Hal ini mendorong K. Wohletz, vulkanolog di Los Alamos National laboratory, membuat simulasi komputer letusan Krakatau purba 535 CE berdasarkan hasil penelitian dan pemetaan geologi seperti dari Escher dan RDM Verbeek di masa Hindia Belanda. Letusan itu memang luar biasa, melontarkan sedikitnya 200 kilometer kubik tephra ke langit dengan energi letusan mencapai 400 megaton TNT. Letusan paroksimal terjadi selama 34 jam (bandingkan dengan Krakatau 1883 yang hanya 10 jam), namun keseluruhan letusan berlangsung hingga 10 hari kemudian. Terbentuk kaldera berdiameter maksimum 60 km. Tephra yang disemburkan ke langit membentuk lapisan setebal 20 – 50 meter, yang berakibat temperatur global menurun drastis hingga 5 – 10º C dari normalnya sampai 10 – 20 tahun kemudian (semua angka ini diambil dari tulisan Awang dalam IAGI-Net).

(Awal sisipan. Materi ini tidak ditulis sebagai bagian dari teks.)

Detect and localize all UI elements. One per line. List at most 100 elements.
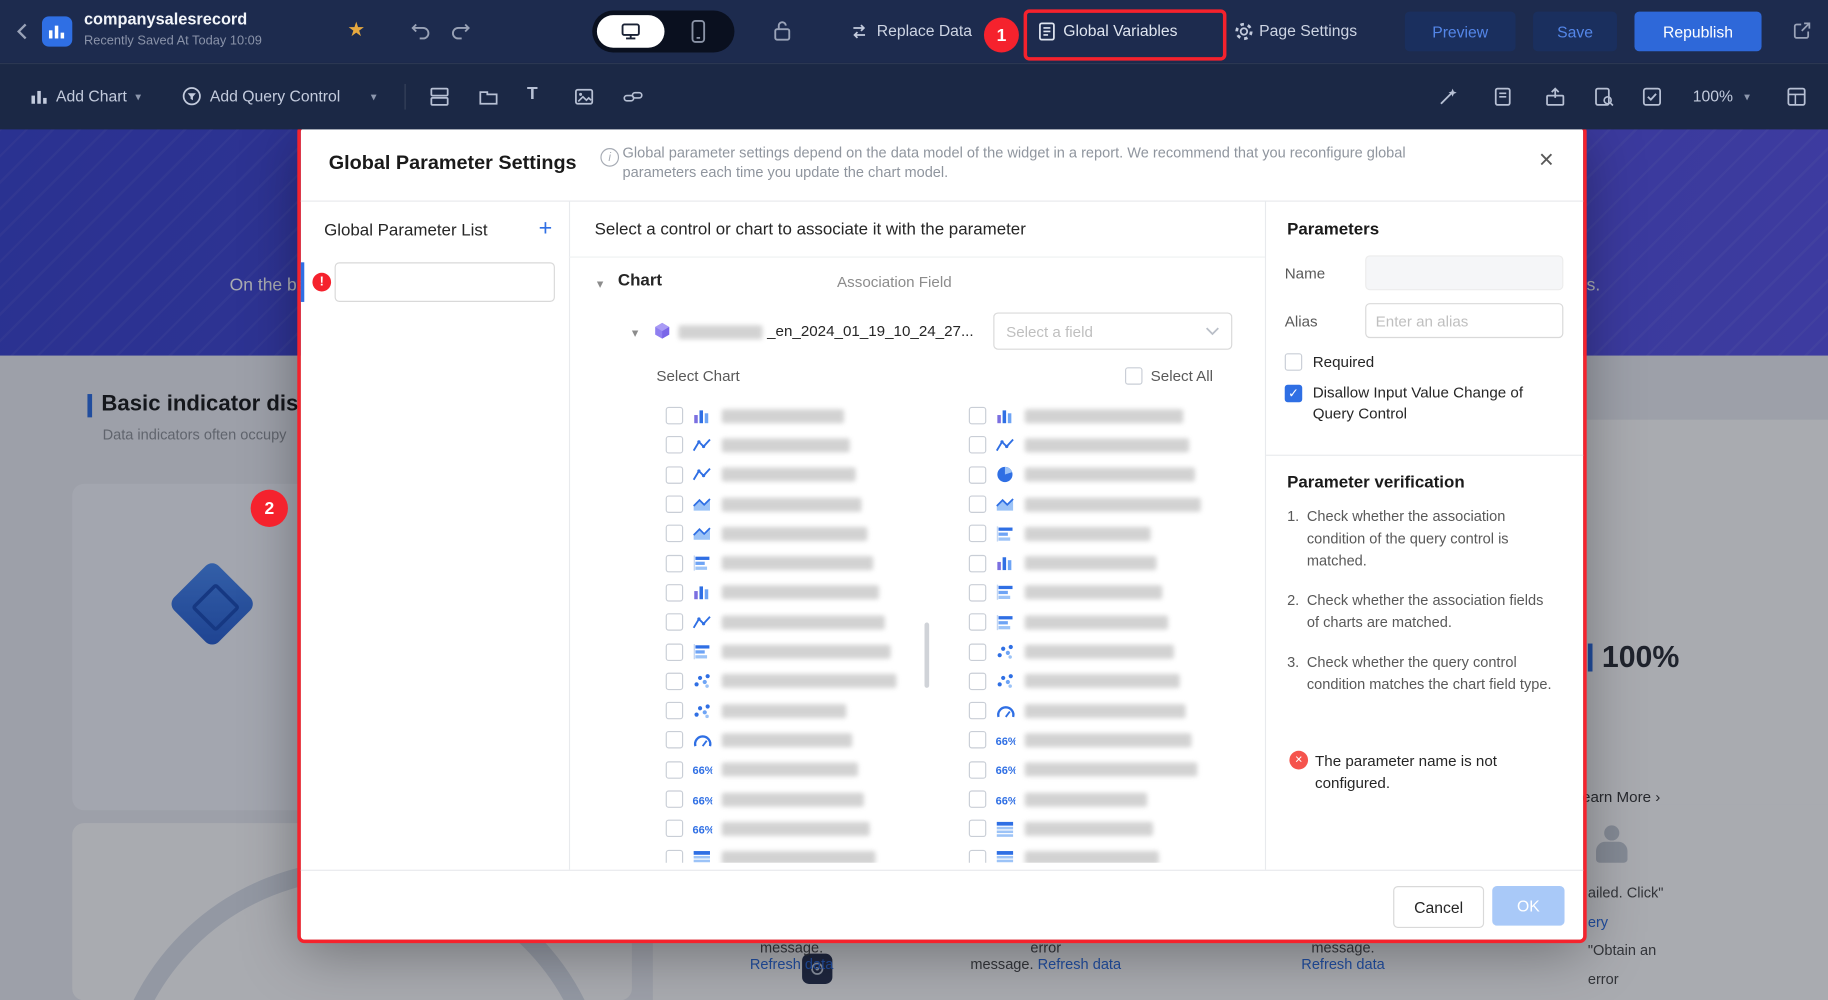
chart-row[interactable] [969,519,1243,548]
add-chart-icon[interactable] [30,87,49,104]
chart-checkbox[interactable] [969,790,986,807]
ok-button[interactable]: OK [1492,886,1564,926]
add-query-control-icon[interactable] [182,86,202,106]
chart-checkbox[interactable] [969,554,986,571]
device-toggle[interactable] [592,10,734,52]
field-select[interactable]: Select a field [993,312,1232,349]
container-widget-icon[interactable] [429,86,450,107]
add-chart-caret-icon[interactable]: ▾ [135,91,141,104]
chart-row[interactable] [969,549,1243,578]
chart-row[interactable]: 66% [666,814,940,843]
redo-icon[interactable] [450,22,471,42]
chart-row[interactable]: 66% [666,784,940,813]
disallow-checkbox[interactable]: ✓ [1285,385,1302,402]
chart-row[interactable]: 66% [666,755,940,784]
chart-row[interactable] [666,578,940,607]
chart-row[interactable] [666,549,940,578]
chart-row[interactable] [969,431,1243,460]
chart-checkbox[interactable] [666,849,683,862]
chart-row[interactable] [666,666,940,695]
chart-row[interactable] [666,637,940,666]
chart-checkbox[interactable] [969,496,986,513]
chart-checkbox[interactable] [969,407,986,424]
chart-checkbox[interactable] [969,643,986,660]
chart-checkbox[interactable] [969,731,986,748]
chart-checkbox[interactable] [969,613,986,630]
chart-checkbox[interactable] [969,525,986,542]
preview-button[interactable]: Preview [1405,12,1516,52]
chart-row[interactable] [969,490,1243,519]
chart-checkbox[interactable] [666,496,683,513]
republish-button[interactable]: Republish [1634,12,1761,52]
chart-checkbox[interactable] [666,554,683,571]
chart-row[interactable] [666,460,940,489]
dataset-caret-icon[interactable]: ▾ [632,325,638,340]
cancel-button[interactable]: Cancel [1393,886,1484,928]
chart-row[interactable] [969,666,1243,695]
page-settings-label[interactable]: Page Settings [1259,22,1357,39]
chart-checkbox[interactable] [969,820,986,837]
back-icon[interactable] [14,20,30,43]
chart-checkbox[interactable] [666,820,683,837]
chart-row[interactable] [666,401,940,430]
chart-row[interactable] [969,578,1243,607]
add-chart-button[interactable]: Add Chart [56,87,127,104]
tab-widget-icon[interactable] [478,86,499,107]
chart-row[interactable] [969,696,1243,725]
chart-row[interactable] [969,814,1243,843]
chart-row[interactable] [969,401,1243,430]
report-icon[interactable] [1493,86,1512,107]
chart-row[interactable]: 66% [969,784,1243,813]
link-widget-icon[interactable] [623,86,644,107]
chart-checkbox[interactable] [666,613,683,630]
open-external-icon[interactable] [1792,20,1813,41]
chart-checkbox[interactable] [969,437,986,454]
replace-data-icon[interactable] [849,21,870,42]
save-button[interactable]: Save [1533,12,1617,52]
chart-row[interactable] [969,637,1243,666]
chart-checkbox[interactable] [666,672,683,689]
chart-row[interactable] [666,519,940,548]
chart-checkbox[interactable] [666,407,683,424]
chart-row[interactable] [666,843,940,862]
grid-layout-icon[interactable] [1786,86,1807,107]
chart-checkbox[interactable] [666,643,683,660]
zoom-caret-icon[interactable]: ▾ [1744,91,1750,104]
chart-row[interactable] [666,490,940,519]
scrollbar-thumb[interactable] [924,623,929,688]
add-query-control-caret-icon[interactable]: ▾ [371,91,377,104]
chart-row[interactable] [969,843,1243,862]
desktop-toggle-active[interactable] [597,15,665,48]
image-widget-icon[interactable] [574,86,595,107]
chart-checkbox[interactable] [969,466,986,483]
chart-row[interactable] [666,725,940,754]
select-all-checkbox[interactable] [1125,367,1142,384]
add-parameter-icon[interactable]: + [539,216,553,243]
lock-icon[interactable] [772,19,793,42]
chart-checkbox[interactable] [666,437,683,454]
chart-checkbox[interactable] [666,584,683,601]
parameter-name-inline-input[interactable] [335,262,555,302]
chart-row[interactable]: 66% [969,725,1243,754]
chart-row[interactable] [969,460,1243,489]
required-checkbox[interactable] [1285,353,1302,370]
chart-checkbox[interactable] [969,672,986,689]
chart-row[interactable]: 66% [969,755,1243,784]
chart-checkbox[interactable] [969,584,986,601]
close-icon[interactable]: × [1539,145,1554,175]
chart-row[interactable] [666,607,940,636]
alias-input[interactable] [1365,303,1563,338]
audit-doc-icon[interactable] [1594,86,1615,107]
name-input[interactable] [1365,255,1563,290]
theme-wand-icon[interactable] [1437,86,1458,107]
chart-checkbox[interactable] [666,761,683,778]
replace-data-label[interactable]: Replace Data [877,22,972,39]
chart-checkbox[interactable] [969,702,986,719]
chart-row[interactable] [666,696,940,725]
chart-checkbox[interactable] [666,790,683,807]
text-widget-icon[interactable]: T [527,84,538,104]
favorite-star-icon[interactable]: ★ [347,19,365,42]
add-query-control-button[interactable]: Add Query Control [210,87,340,104]
export-icon[interactable] [1545,86,1566,107]
chart-checkbox[interactable] [666,702,683,719]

Harus dicatat bahwa volume 200 kilometer kubik ini adalah volume minimal. Letusan Tabora 1815 juga menyemburkan 200 kilometer kubik tephra ke langit dan cahaya Matahari yang jatuh ke Bumi saat itu masih 75 % dari intensitas semula.

Bagi Indonesia, meski belum banyak diteliti, dampak letusan Krakatau purba 535 CE bisa diduga cukup luar biasa. Letusan inilah yang diduga kuat mengakhiri kerajaan Hindu Tarumanegara yang baru saja mencapai puncak kejayaan di bawah Purnawarman. Lahan pertanian di kerajaan ini musnah oleh tumpukan kerikil dan abu vulkanis, sementara pelabuhan-pelabuhannya musnah terhempas gelombang pasang produk letusan. Pola-pola kerusakan di situs percandian Batujaya (Karawang), yang pada abad ke-6 CE berada di tepi Laut Jawa dan merupakan percandian yang mengagumkan dan lebih luas ketimbang Borobudur, menunjukkan keganasan tsunami itu.